While much of the focus in the build-up to the season has been on the Hyundai A-League’s new teams, it is two of the great survivors of the competition who will face off in the opening match of the season on Thursday night.
Ernie Merrick and Lawrie McKinna are the only two inaugural Hyundai A-League coaches to still be in charge of their teams after the first four seasons and given the cut-throat nature of football management, it speaks volumes for their talent and character.
Of course Merrick and McKinna share more than just survivor status. They share a proud Scottish background, the effect of which has not been diluted by in Merrick’s case 34 years, and McKinna’s 23 years, in the Australian sun.
They grew up not far from each other albeit eight years apart in southwest Scotland and at a similar age, were tempted by a move Down Under. When McKinna arrived as a player with Heidelberg United in 1987, Merrick was beginning his career as a manager for Preston. Those who know Melbourne geography will know that the only thing that separates the two suburbs is Darebin Creek.
McKinna would take his playing and coaching career across another river in the ensuing years, the Murray, north to be an assistant at clubs like Sydney United and Parramatta Power. He would make his senior coaching debut with Northern Spirit and win the NSL Coach of the Year in his first year.
Meanwhile, Merrick was in the midst of a successful stint in charge of the Victorian Institute of Sport, where he was grooming some of the future champions of the game.
It would be in 2005 when their paths would cross on the football field again, when their fledgling teams would meet in a Round 6 Hyundai A-League match at Bluetongue Stadium. Merrick would win the battle, with his side prevailing 2-1, but McKinna would claim the war, with his Mariners going on to win the other two games between the two and make the Grand Final, McKinna would be voted the inaugural winner of the Hyundai A-League Coach of the Year.
His successor for that award was Merrick, who oversaw a dominant 2006/07 campaign from Melbourne, which included two wins over the Mariners and an epic 3-3 draw where Melbourne finished with just nine players. Victory would famously win the Grand Final that year 6-0 over Adelaide United.
The scale tipped back McKinna’s way in season three, with his side winning the Premiership and making the Grand Final, while Melbourne again missed the finals. They played two magnificent games at Bluetongue, with the Mariners coming from behind to score goals in the 82nd and 88th minute and win, before Victory got a measure of revenge with a 5-2 romp in the other match.
Season four, and the tide had turned again, with Melbourne winning the Premiership and the Championship and winning two of the three matches between the sides. The Mariners would finish fourth.
Over the distance, the main difference between these two sides is that while Melbourne has been in two Grand Finals and won them both, the Mariners have failed on both occasions they have made it.
McKinna will be hoping that the annual turning of the tide which brings either Melbourne or the Mariners to the top of the table, continues this year and raises his under-rated squad back to the pinnacle.
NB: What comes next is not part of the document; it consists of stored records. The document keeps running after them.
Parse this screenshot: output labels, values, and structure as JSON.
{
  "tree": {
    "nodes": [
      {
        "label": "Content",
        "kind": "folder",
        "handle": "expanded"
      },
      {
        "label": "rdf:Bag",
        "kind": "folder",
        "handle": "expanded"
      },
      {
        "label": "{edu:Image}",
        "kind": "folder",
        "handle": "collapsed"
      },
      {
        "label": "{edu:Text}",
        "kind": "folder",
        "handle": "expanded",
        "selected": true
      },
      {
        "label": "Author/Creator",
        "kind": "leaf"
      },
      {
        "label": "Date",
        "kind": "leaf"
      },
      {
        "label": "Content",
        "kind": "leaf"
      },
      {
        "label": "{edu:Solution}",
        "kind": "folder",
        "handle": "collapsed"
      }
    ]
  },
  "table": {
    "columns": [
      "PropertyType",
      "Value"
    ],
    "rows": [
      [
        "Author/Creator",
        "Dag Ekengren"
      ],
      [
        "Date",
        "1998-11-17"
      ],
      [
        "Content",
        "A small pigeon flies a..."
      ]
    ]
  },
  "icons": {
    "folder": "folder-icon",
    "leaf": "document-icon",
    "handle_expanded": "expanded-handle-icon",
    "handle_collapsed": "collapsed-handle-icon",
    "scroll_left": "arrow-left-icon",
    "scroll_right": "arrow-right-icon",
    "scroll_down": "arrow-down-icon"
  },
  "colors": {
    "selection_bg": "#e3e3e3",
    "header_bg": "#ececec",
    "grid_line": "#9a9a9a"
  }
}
“Every year we from the press that we aren’t a contender. So it doesn’t bother us. Early expectations are as high as ever. We want to win the league, we want to get in the grand Final. That doesn’t bother us. Everybody else’s expectations aren’t as good, but ours are just as high as usual,” McKinna said.
The rivalry of these two clubs is built not on hard tackles and harsh words, but on free-flowing football and the willingness of their coaches to test each other out. The two men have a strong appreciation of what the other has achieved in a hectic four years.
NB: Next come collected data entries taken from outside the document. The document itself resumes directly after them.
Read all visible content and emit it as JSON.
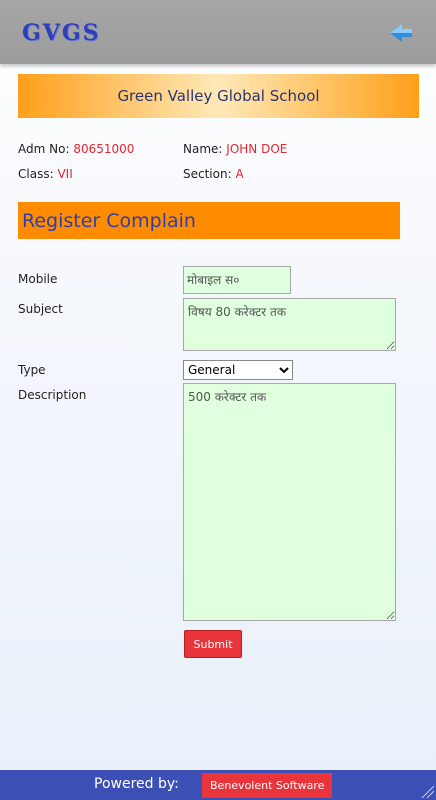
{
  "app": {
    "logo": "GVGS"
  },
  "banner": {
    "school_name": "Green Valley Global School"
  },
  "student": {
    "adm_label": "Adm No:",
    "adm_value": "80651000",
    "name_label": "Name:",
    "name_value": "JOHN DOE",
    "class_label": "Class:",
    "class_value": "VII",
    "section_label": "Section:",
    "section_value": "A"
  },
  "form": {
    "title": "Register Complain",
    "mobile_label": "Mobile",
    "mobile_placeholder": "मोबाइल स०",
    "subject_label": "Subject",
    "subject_placeholder": "विषय 80 करेक्टर तक",
    "type_label": "Type",
    "type_selected": "General",
    "description_label": "Description",
    "description_placeholder": "500 करेक्टर तक",
    "submit_label": "Submit"
  },
  "footer": {
    "powered_by": "Powered by:",
    "company": "Benevolent Software"
  },
  "colors": {
    "accent": "#ff8c00",
    "brand": "#2c3fb8",
    "footer": "#3b4fb5",
    "button": "#e8343a",
    "field_bg": "#dfffdf"
  },
  "icons": {
    "back": "back-arrow-icon"
  }
}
“Ernie’s quiet most of the time and doesn’t like blowing his own trumpet. But he’s got a good team. They’ve been successful and deservedly so,” McKinna said this week.
“They have been stable like the Mariners have been for four years and probably two of us have been the most stable and successful clubs.”
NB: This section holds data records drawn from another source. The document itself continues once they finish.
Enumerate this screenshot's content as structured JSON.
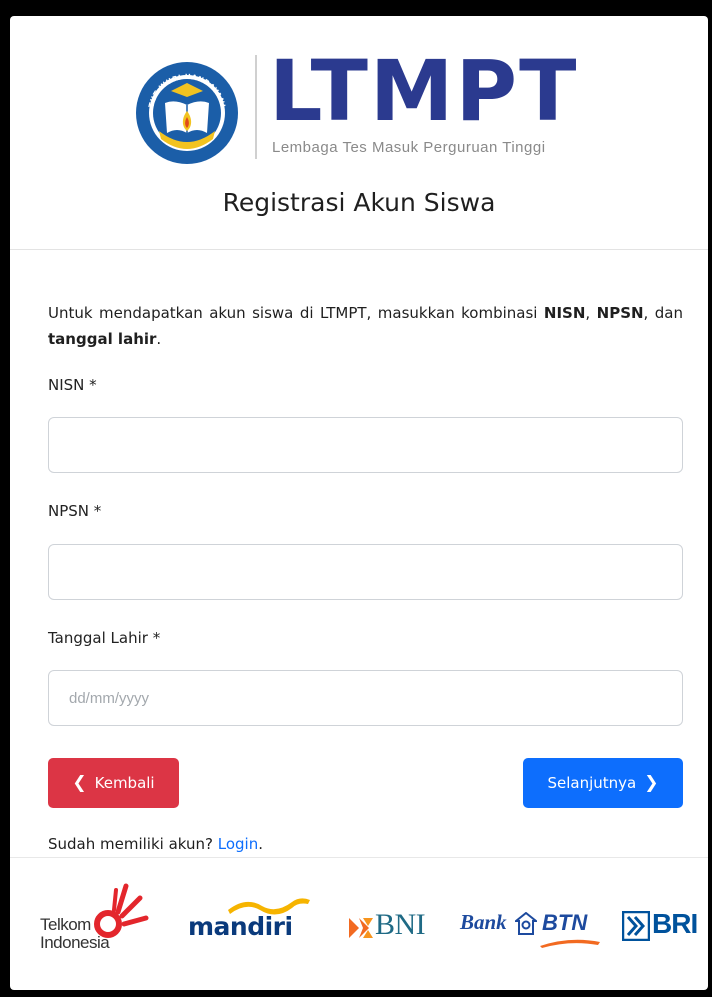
{
  "header": {
    "logo_text": "LTMPT",
    "logo_subtitle": "Lembaga Tes Masuk Perguruan Tinggi",
    "emblem_text": "TUT WURI HANDAYANI",
    "page_title": "Registrasi Akun Siswa"
  },
  "intro": {
    "prefix": "Untuk mendapatkan akun siswa di LTMPT, masukkan kombinasi ",
    "nisn": "NISN",
    "sep1": ", ",
    "npsn": "NPSN",
    "sep2": ", dan ",
    "tanggal": "tanggal lahir",
    "suffix": "."
  },
  "form": {
    "nisn_label": "NISN *",
    "nisn_value": "",
    "npsn_label": "NPSN *",
    "npsn_value": "",
    "tanggal_label": "Tanggal Lahir *",
    "tanggal_value": "",
    "tanggal_placeholder": "dd/mm/yyyy"
  },
  "buttons": {
    "back_label": "Kembali",
    "next_label": "Selanjutnya"
  },
  "login": {
    "prompt": "Sudah memiliki akun? ",
    "link_label": "Login",
    "suffix": "."
  },
  "partners": {
    "telkom_line1": "Telkom",
    "telkom_line2": "Indonesia",
    "mandiri": "mandiri",
    "bni": "BNI",
    "btn_prefix": "Bank",
    "btn": "BTN",
    "bri": "BRI"
  },
  "colors": {
    "brand_blue": "#2b3a8f",
    "danger": "#dc3545",
    "primary": "#0d6efd",
    "telkom_red": "#e3262c",
    "mandiri_yellow": "#f6b400",
    "bni_orange": "#f26a21"
  }
}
McKinna and Merrick have helped establish a mantra of stability at their two clubs. Stability has brought success and success has in turn brought stability. This has been the key to their longevity.
Merrick last week was delighted in telling the press of how he and McKinna had grown up with the same football idols and pursuing the same football dream, despite being eight years apart. He relishes taking on the Mariners, not just because McKinna likes to attack the Victory by playing a high offside, but because he knows he’s in for an entertaining night.